Voter à Londres

Dimanche 22 avril, comme une dernière concession au décalage horaire, nous avons voulu faire la grasse matinée avant d’aller voter.

Erreur funeste.

Si on voulait éviter de faire deux heures de queue, il fallait se lever à six heures pour être sur place dès l’ouverture des bureaux de vote à 8h.

En arrivant devant le Lycée français peu avant 14h, assez contente de mon idée de venir à une heure que je pensais « creuse » (c’est bien connu, les Français aiment prendre le temps de déjeuner, non ?) j’ai eu la mauvaise surprise d’apprendre qu’il y avait plus d’une heure et demi de queue.

Sentant mon patriotisme chanceler à cette nouvelle, (je pense qu’il est important de voter mais j’ai aussi envie de faire autre chose de mon dimanche que piétiner sur le trottoir de Queensberry Place en essayant de gérer des enfants un peu excités après une semaine de mauvais temps) j’ai essayé de convaincre mes camarades de partir. Impossible. C’est vrai que devant cette flopée de bons citoyens faisant sagement la queue comme nos amis anglais, dans la bonne humeur malgré l’averse qui menaçait (et qui finalement éclata un peu plus tard), on aurait eu un peu mauvaise conscience à se défiler.

Bravo tout de même aux Français de Londres (comme à ceux de France) pour cette participation massive, même si quelques-uns ont renoncé, découragés, ce qui est bien compréhensible. Nous nous sommes même demandé si les conditions (deux heures de queue dont une partie sous la pluie) ne constituaient pas une entrave au droit de vote (Un juriste dans la salle pour me donner son avis ?) On peut trouver ça amusant, pas bien grave, on discute, on s’arrange pour emmener les enfants au musée pendant ce temps, à tour de rôle, mais sur le fond c’est tout de même assez lamentable.

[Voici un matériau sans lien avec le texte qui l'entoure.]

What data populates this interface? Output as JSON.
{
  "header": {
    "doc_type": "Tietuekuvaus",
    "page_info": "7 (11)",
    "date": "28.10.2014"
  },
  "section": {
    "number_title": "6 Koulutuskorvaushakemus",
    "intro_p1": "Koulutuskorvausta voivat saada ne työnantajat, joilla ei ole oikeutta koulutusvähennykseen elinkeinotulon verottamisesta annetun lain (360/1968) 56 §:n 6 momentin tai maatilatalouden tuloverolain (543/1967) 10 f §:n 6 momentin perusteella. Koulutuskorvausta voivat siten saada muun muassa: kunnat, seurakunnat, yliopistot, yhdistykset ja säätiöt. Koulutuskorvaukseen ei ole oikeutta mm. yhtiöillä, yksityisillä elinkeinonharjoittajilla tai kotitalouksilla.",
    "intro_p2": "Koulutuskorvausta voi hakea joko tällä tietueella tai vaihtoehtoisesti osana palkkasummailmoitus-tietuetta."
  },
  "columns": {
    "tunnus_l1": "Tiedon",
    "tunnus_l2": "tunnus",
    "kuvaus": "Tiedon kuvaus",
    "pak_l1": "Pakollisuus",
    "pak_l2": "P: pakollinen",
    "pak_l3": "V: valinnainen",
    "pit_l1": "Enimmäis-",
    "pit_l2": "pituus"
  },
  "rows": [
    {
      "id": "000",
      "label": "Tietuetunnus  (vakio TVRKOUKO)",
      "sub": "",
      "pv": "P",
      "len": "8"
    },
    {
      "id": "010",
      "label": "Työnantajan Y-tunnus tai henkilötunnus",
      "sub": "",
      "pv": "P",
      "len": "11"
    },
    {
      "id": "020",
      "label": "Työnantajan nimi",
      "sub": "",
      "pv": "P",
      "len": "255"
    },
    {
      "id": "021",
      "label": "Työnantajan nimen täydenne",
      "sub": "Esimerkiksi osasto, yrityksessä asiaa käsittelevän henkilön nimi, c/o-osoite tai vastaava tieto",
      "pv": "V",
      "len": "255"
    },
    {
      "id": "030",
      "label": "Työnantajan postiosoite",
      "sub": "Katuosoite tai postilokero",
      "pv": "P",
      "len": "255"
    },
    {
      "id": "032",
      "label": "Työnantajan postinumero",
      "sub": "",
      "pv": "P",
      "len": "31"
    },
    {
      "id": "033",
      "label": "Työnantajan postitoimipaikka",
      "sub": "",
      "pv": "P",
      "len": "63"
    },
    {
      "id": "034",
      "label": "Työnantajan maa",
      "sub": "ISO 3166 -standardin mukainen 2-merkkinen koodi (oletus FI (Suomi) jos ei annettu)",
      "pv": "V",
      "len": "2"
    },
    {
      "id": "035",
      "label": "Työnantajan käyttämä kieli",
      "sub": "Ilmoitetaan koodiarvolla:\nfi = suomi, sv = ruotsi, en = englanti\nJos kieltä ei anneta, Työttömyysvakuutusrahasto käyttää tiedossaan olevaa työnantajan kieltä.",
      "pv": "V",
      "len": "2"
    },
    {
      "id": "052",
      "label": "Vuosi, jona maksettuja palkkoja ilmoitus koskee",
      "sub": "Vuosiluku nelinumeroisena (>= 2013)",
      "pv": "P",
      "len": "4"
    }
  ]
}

Le même chaos s’était déjà produit en 2007 et le nombre d’électeurs inscrits sur les listes n’est tout de même pas une surprise. On nous a dit que la difficulté résidait dans le fait qu’il faut au moins un fonctionnaire de catégorie A par bureau de vote. Je ne sais pas si c’est la vraie raison mais dans ce cas, Londres n’étant pas à l’autre bout du monde, n’aurait-il pas été envisageable de faire venir des fonctionnaires de Paris ?

Bref nous avons fait notre devoir, et je suis ravie d’avoir fait la connaissance à cette occasion d’une blogueuse que je suis depuis deux ans, mais je ne peux pas m’empêcher de trembler un peu pour le 6 mai  en pensant qu’il y aura encore plus de monde dans les deux malheureux centres de vote pour les 300000 Français de Londres, « sixième ville française » par sa population.